The stories in this column are translations by Mr. Nollet from “Die Juden In Der Welt [The Jews in the World]” by Mark Wischnitzer, a long out-of-print book published more than seven decades ago in Germany. The book examines Jewish communities, one country at a time, as they existed in 1935 – a time before the Nazis began their extermination campaign against the Jews and before there was a state of Israel.
The Jews Of The U.S.
(Part Three) The outward orderliness of the new circumstances of life was not without inner quakings of a spiritual crisis. Mixed marriages were extremely frequent in the southern and western states, where Jews were sprinkled in among the Christian populations. They came to about a third of the marriages Jews entered. But after 1881 the picture changed, with the flood of Jewish immigrants into New York. From 1908-1912, only 1.17 percent of marriages involving Jews were mixed.
How tiny that number is can be understood by comparing the rate of Jewish intermarriages in other places: In 1927, over 64 percent of Jewish marriages in Berlin were mixed and in Trieste there were 255 mixed marriages as opposed the 100 marriages between two Jews.
By 1930 the total population of the United States was 122,775,000. According to the estimate of Ch. Linfield in 1927, Jews made up 3.5 percent of the total population.
The Jews [Translator’s Note: at the time Wischnitzer was writing the book] live in 2,477 large and middle-sized cities and in 7,235 communities in the open lands. There was a long interruption in immigration because of the [First] World War but picked up again after the war. In 1921 alone there were 119,000 immigrants, 15 percent of the total immigration in those years. These immigrants came mainly from eastern Europe. [According to at least one study] of the 4.2 million Jews who were counted in the United States in 1927, a good 3.5 million of them were either born in eastern Europe or came from parents who were. The 500,000 Jews of German origin were mostly born outside the United States, and many of these families were of an age to look back with longing to the old homeland.
Today one can hardly imagine that in the 19th century, agents for the United States were required to solicit immigrants with advertising. In 1921, a quota law was introduced, whereby immigration was set at 3 percent of the total population, and according to the fraction of any given population group present in the United States in 1910. This allowed for an immigration of 358,000 in 1921, but in 1924 the quota fell to 2 percent and was required to reflect the population distribution of the year 1890, so immigration fell to 165,000. Although Jews were registered as members of the Jewish nation upon their arrival, the quota numbers reflected their respective countries of origin.
The number of immigrating Jews between 1925 and1930 shows on average to have been 11,000 per year. (The “quota year” ran from July 1-June 30 of the following year.) In 1930/1931, the number fell by half, to 5,692, and in 1932/1933 again by half, to 2,372, all of which was a result of the economic crisis in the United States and the immigration policies of President Hoover. The main factors governing his policies were the relative economic capacity of the land and the financial status of sponsoring relatives already in the United States.
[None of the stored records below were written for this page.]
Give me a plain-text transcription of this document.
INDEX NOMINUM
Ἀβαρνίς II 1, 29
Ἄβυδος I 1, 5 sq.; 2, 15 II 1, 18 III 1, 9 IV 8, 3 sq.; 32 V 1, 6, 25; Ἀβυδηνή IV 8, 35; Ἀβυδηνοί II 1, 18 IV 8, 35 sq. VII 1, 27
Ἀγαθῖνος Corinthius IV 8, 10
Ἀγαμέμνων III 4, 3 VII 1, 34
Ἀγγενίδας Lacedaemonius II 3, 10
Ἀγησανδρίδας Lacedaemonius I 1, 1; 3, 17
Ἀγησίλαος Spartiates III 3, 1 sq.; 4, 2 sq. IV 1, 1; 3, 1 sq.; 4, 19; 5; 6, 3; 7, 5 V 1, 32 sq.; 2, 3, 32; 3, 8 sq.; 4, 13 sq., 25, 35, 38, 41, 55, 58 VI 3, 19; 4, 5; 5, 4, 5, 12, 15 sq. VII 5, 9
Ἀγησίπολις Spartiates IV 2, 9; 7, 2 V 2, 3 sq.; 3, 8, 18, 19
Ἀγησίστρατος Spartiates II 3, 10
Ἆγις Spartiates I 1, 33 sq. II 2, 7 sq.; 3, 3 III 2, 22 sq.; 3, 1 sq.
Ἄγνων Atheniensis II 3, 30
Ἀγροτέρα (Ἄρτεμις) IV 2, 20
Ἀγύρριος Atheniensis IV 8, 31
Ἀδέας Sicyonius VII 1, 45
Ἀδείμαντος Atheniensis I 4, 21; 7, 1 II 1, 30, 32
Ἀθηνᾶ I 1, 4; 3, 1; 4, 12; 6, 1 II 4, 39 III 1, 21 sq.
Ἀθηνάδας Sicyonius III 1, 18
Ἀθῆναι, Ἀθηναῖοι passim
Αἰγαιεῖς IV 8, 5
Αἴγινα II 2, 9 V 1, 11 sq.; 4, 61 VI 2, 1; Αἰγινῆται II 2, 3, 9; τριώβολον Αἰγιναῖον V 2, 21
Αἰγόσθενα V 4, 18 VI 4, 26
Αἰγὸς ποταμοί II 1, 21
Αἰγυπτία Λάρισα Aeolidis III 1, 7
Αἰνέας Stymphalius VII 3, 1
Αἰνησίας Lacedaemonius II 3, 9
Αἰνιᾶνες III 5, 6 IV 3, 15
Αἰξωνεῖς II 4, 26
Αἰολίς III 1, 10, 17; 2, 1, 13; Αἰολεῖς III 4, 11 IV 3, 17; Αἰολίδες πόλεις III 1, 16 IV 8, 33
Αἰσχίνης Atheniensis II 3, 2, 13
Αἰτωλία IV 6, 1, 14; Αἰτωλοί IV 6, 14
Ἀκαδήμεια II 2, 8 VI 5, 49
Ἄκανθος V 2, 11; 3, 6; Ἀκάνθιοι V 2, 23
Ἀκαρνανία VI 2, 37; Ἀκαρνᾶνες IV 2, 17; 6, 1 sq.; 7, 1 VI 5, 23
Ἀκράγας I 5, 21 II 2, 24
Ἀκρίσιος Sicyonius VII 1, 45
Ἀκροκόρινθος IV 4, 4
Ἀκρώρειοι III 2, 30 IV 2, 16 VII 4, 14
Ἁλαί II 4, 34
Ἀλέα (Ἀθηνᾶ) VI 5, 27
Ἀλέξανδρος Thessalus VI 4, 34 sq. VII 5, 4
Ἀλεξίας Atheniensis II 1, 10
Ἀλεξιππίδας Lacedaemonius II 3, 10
The Jewish immigration into the United States from 1900-1930, shows the following distribution: 647,000 qualified workers and artisans and 342,000 members of various professions – merchants, tradesmen, day-laborers, household help, etc. There were also 21,000 immigrants of “free” professions.
The level of participation of Jews in the confections industry, both as workers and employers, showed itself as early as the 1870s. In the 1890s there was something under 80,000 working Jewish concerns in the confections industry, which made up 90 percent of this industry.
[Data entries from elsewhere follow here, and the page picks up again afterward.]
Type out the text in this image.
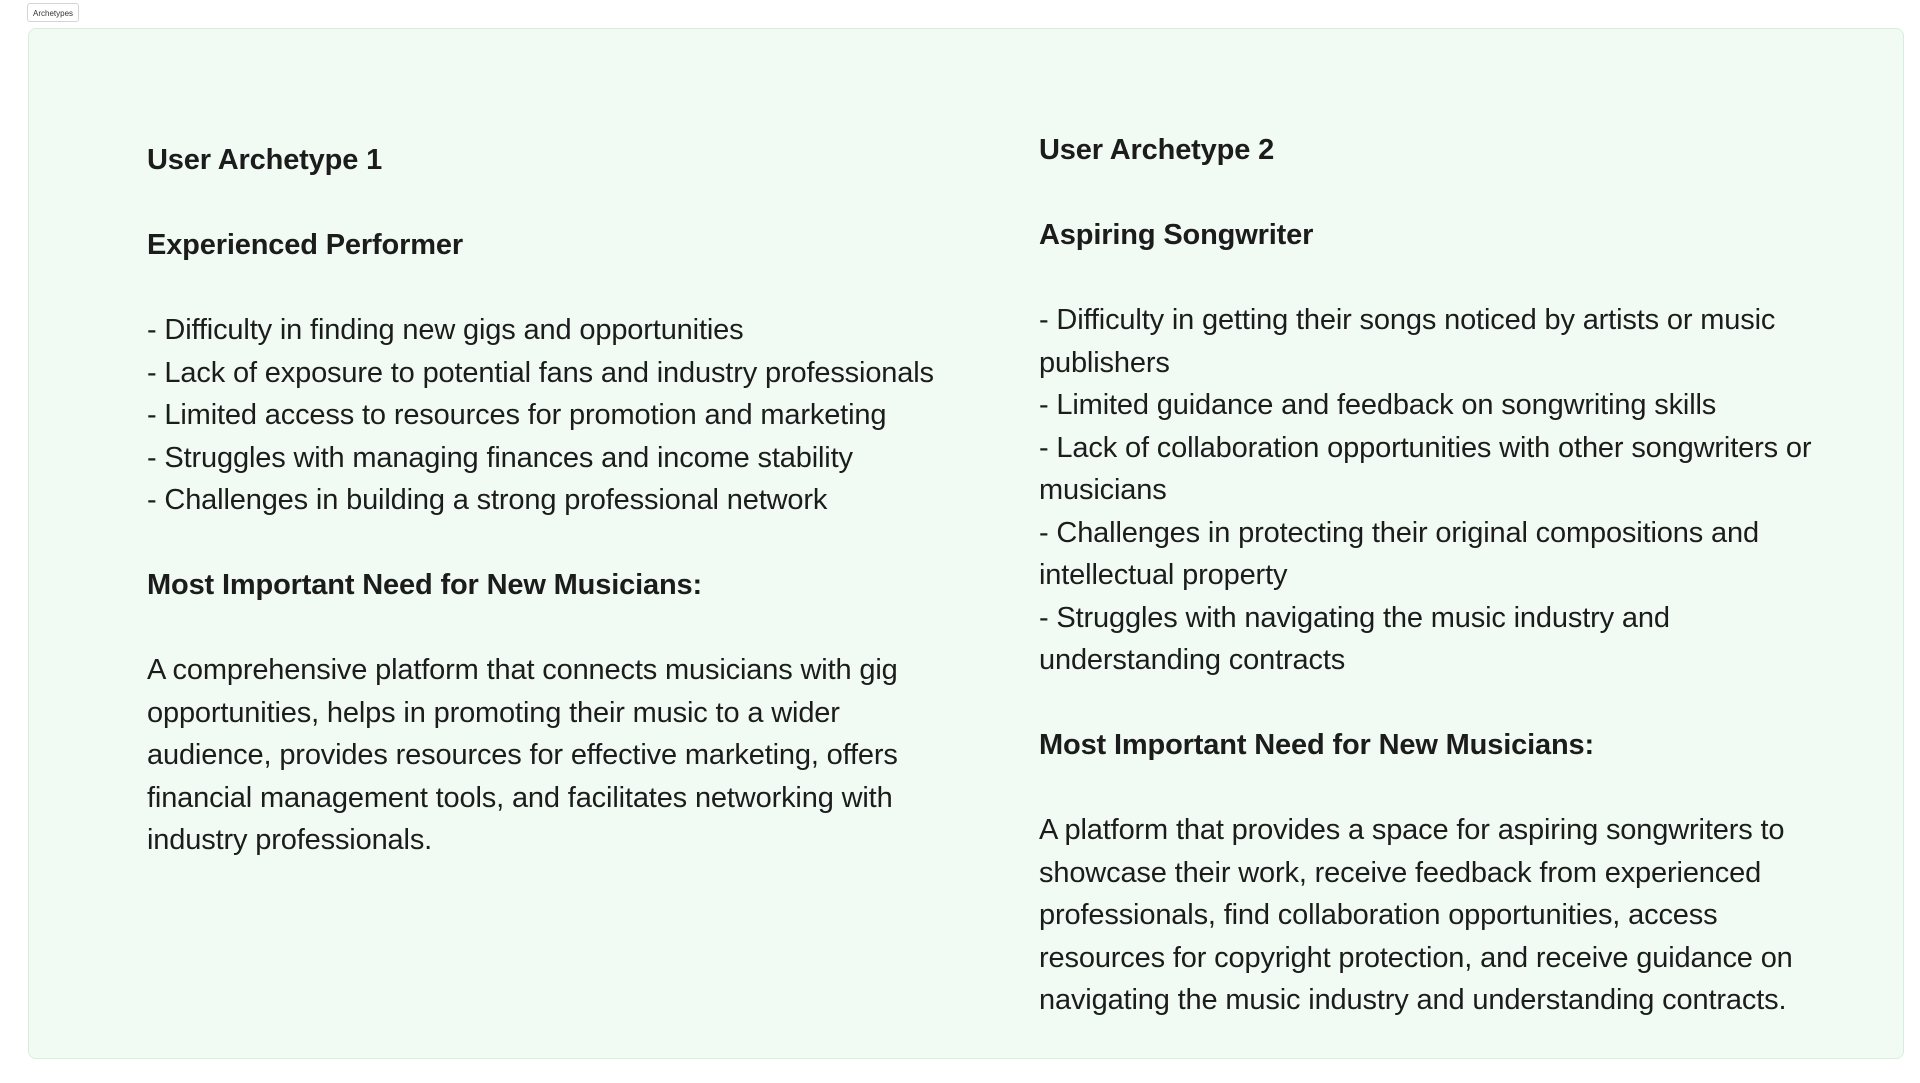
Archetypes

User Archetype 1

Experienced Performer

- Difficulty in finding new gigs and opportunities
- Lack of exposure to potential fans and industry professionals
- Limited access to resources for promotion and marketing
- Struggles with managing finances and income stability
- Challenges in building a strong professional network

Most Important Need for New Musicians:

A comprehensive platform that connects musicians with gig opportunities, helps in promoting their music to a wider audience, provides resources for effective marketing, offers financial management tools, and facilitates networking with industry professionals.

User Archetype 2

Aspiring Songwriter

- Difficulty in getting their songs noticed by artists or music publishers
- Limited guidance and feedback on songwriting skills
- Lack of collaboration opportunities with other songwriters or musicians
- Challenges in protecting their original compositions and intellectual property
- Struggles with navigating the music industry and understanding contracts

Most Important Need for New Musicians:

A platform that provides a space for aspiring songwriters to showcase their work, receive feedback from experienced professionals, find collaboration opportunities, access resources for copyright protection, and receive guidance on navigating the music industry and understanding contracts.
In 1888 the first Jewish trade union was organized, the United Hebrew Trades. In 1914, the Amalgamated Clothing Workers of America – a union of ladies’ garment workers – was founded as an independent organization. At the time it was the biggest trade union in America, with 150,000 members, including non-Jews.
The second-largest trade union was the International Ladies Garment Workers Union [with about 140,000 members, of whom in 1928 about 90,000 were Jews]. There was also a union for hat makers, with about 15,000 members, 85 percent of whom were Jews, as well as a furrier trade union, among others. Jews were also represented in the construction unions, food production unions, and in the print and hairdressing industries.